I had a successful career in advertising for over 20 years so I like to think I know a thing or two about the stress! Since I retrained and started a career in helping people manage stress effectively, I couldn’t have a more rewarding career. I can see the benefits in terms of performance and enjoyment of life that I am able to coach my clients to enjoy. So why are so many individuals and employers still resistant to taking action to learn more about the ‘S’ word?

This week, on 2 November to be exact, it is National Stress Awareness Day, so what better time to try and explain a little more about the benefits of positive stress management?

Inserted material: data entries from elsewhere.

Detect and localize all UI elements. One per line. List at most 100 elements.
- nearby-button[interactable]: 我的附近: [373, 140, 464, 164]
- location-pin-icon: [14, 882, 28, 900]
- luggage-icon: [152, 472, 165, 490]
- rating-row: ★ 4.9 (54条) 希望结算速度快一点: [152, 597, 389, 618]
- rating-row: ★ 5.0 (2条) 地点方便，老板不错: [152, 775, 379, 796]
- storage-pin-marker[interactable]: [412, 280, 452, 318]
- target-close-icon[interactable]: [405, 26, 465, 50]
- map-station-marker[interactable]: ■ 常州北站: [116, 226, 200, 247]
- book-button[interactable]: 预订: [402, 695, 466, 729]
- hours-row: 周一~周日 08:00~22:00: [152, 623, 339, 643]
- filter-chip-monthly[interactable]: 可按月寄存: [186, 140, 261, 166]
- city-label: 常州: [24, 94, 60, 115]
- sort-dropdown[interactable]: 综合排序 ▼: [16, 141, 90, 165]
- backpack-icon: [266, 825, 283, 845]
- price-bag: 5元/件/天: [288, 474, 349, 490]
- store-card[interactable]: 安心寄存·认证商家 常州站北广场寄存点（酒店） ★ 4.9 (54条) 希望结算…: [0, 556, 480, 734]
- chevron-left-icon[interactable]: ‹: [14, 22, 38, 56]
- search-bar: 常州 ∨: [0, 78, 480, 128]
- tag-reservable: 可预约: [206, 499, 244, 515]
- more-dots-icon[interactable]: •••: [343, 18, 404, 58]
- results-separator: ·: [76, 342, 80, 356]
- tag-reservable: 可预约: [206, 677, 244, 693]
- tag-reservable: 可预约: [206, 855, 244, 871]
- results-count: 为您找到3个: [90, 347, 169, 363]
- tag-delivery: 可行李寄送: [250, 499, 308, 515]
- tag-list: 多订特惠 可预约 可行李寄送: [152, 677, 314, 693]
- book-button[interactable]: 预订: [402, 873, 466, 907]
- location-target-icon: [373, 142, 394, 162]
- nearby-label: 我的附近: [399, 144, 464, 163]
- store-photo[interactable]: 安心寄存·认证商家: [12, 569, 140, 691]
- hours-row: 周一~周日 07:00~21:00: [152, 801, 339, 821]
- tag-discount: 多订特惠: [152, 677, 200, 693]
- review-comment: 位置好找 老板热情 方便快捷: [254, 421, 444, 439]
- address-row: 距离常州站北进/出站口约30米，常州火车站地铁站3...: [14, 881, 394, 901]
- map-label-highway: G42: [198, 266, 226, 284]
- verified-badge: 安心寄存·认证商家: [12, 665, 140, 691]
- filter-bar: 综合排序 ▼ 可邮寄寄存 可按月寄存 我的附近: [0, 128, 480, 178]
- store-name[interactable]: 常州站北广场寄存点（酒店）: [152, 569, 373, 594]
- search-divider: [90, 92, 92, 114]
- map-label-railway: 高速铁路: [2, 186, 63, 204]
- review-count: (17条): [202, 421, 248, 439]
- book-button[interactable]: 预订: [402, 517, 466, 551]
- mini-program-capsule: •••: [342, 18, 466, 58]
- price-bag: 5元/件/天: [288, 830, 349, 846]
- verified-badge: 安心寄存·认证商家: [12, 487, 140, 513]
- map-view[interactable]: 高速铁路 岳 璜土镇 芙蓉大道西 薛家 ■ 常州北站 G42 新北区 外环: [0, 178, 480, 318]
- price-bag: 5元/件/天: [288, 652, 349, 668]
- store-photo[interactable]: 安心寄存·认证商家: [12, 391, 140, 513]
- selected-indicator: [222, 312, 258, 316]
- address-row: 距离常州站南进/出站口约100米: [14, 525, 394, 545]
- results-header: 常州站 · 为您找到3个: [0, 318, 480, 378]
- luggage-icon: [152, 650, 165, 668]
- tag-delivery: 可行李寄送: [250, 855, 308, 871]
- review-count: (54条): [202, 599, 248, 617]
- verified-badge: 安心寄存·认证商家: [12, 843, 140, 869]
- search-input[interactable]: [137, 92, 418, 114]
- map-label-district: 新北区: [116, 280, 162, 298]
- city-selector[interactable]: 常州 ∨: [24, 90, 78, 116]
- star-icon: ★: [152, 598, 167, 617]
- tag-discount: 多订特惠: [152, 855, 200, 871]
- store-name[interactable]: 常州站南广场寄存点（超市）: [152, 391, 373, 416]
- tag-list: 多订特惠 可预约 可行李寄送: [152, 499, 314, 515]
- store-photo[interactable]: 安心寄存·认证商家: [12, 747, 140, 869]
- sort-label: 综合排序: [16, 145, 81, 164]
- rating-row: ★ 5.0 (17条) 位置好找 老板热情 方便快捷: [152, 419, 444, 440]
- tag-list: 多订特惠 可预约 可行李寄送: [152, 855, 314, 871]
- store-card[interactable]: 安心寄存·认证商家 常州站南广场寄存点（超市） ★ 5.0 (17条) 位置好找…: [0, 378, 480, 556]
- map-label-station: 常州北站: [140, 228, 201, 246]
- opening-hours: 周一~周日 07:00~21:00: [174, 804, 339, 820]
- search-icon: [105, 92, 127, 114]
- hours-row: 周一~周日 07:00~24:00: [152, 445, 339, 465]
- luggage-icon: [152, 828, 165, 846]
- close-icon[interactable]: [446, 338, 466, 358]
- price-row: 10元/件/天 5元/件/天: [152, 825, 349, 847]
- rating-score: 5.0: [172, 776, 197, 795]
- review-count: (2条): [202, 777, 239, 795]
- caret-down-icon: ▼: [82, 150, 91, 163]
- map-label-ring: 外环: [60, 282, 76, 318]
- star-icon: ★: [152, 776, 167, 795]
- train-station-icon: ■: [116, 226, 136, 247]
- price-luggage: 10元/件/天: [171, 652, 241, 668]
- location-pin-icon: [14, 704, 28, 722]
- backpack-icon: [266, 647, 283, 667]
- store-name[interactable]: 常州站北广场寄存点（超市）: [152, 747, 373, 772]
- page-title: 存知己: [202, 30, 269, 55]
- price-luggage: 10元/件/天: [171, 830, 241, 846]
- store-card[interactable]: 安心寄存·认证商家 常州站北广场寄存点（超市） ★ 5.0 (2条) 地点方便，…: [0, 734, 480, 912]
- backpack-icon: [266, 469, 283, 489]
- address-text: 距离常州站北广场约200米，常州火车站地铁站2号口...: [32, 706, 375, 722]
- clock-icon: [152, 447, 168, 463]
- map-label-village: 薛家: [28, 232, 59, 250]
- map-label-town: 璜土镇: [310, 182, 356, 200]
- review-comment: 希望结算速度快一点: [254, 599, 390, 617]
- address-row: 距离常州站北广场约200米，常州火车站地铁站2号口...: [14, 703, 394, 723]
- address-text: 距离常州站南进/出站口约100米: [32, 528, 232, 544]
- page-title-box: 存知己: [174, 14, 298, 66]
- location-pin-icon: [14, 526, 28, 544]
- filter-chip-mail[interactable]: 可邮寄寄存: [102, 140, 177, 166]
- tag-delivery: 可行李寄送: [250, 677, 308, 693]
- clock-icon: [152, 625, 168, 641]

OK, so stress is a fact of life. If we didn’t have some stress in our lives, we wouldn’t get up in the morning. And some pressure (and even short term ‘stressful’ situations) can be quite exciting and wonderful – take holidays and weddings, for example. However, problems with stress arise when there is unrelenting pressure, which is unrecognised, untreated and unreleased.

Fight or flight
Our bodies are designed to cope with stress as a fairly primeval instinct, known as the ‘fight or flight’ response. This was highly appropriate when we were out hunting for our food every day and likely to be attacked by wild beasts at any moment. The purpose was to move energy to parts of our body and mind that allowed us to either make our kill or run for it! Once the meat was in the bag, the stress was released as the hunter returned to the family and the potential threat of coming out the wrong side of the struggle for life had passed. Then the bodily and mental functions returned to normal and all was well.

The problem in 2005 is that our bodies and minds react in the same way when we are sitting amidst board room struggles, running for the train and trying to fit in time to make it to the gym, pick the kids up from school and have ‘quality time’ with the family – and then you’re expected to have a good sex life! Life is full and that is great, but many of us have lost the ability to relax and this is where the problems start.

If stress is not released and the bodily functions allowed to return to a resting state, then we are on constant alert and ultimately we lay ourselves open to the risk of heart disease, depression, hypertension and a generally unsatisfactory state of affairs.

In modern society, there are numerous pressures on us to achieve. We must possess this, be that, do the other and be seen to be doing goodness knows what all else – and all before we’re 35! Or so we’re told…

I’m not saying don’t have goals and ambitions (they’re essential), but be aware of how we are manipulated in the modern world by marketers (yes, I know – I was that soldier), employers, our families, friends and associates. It’s easy to lose perspective and to forget that, in our haste to get where we’re headed to ‘be someone’, we need to enjoy getting there and be well enough to enjoy it when we do.

Each person has different levels of what they can take in terms of stress, as we do with pain thresholds and it’s important to recognise that. It’s also essential to understand that it is not macho to be stressed and if you battle on and ignore it, it does not go away. It gets worse – much worse and is potentially fatal.

Stress management
There are very positive benefits to managing stress effectively, including helping people to perform better, be well longer and enjoy life more. It’s a long term strategy not a short term fix and it requires commitment, like any other activity you want to become good at. This isn’t some airy-fairy, ‘soft’ skilled concept with no foundation in research and science – this is how to live life to the full and have a great time doing it and maintain a healthy mind and body. Some techniques, for example, lower blood pressure, release pressure on the heart, calm the mind, release tension in the muscles, release toxins, help regulate and balance hormones and much more. No wonder we feel better when we sort that lot out – and there’s not a pill or syringe in sight!

If you do nothing else this week, please find out more about positive stress management and decide to make positive changes to your life and enjoy every moment!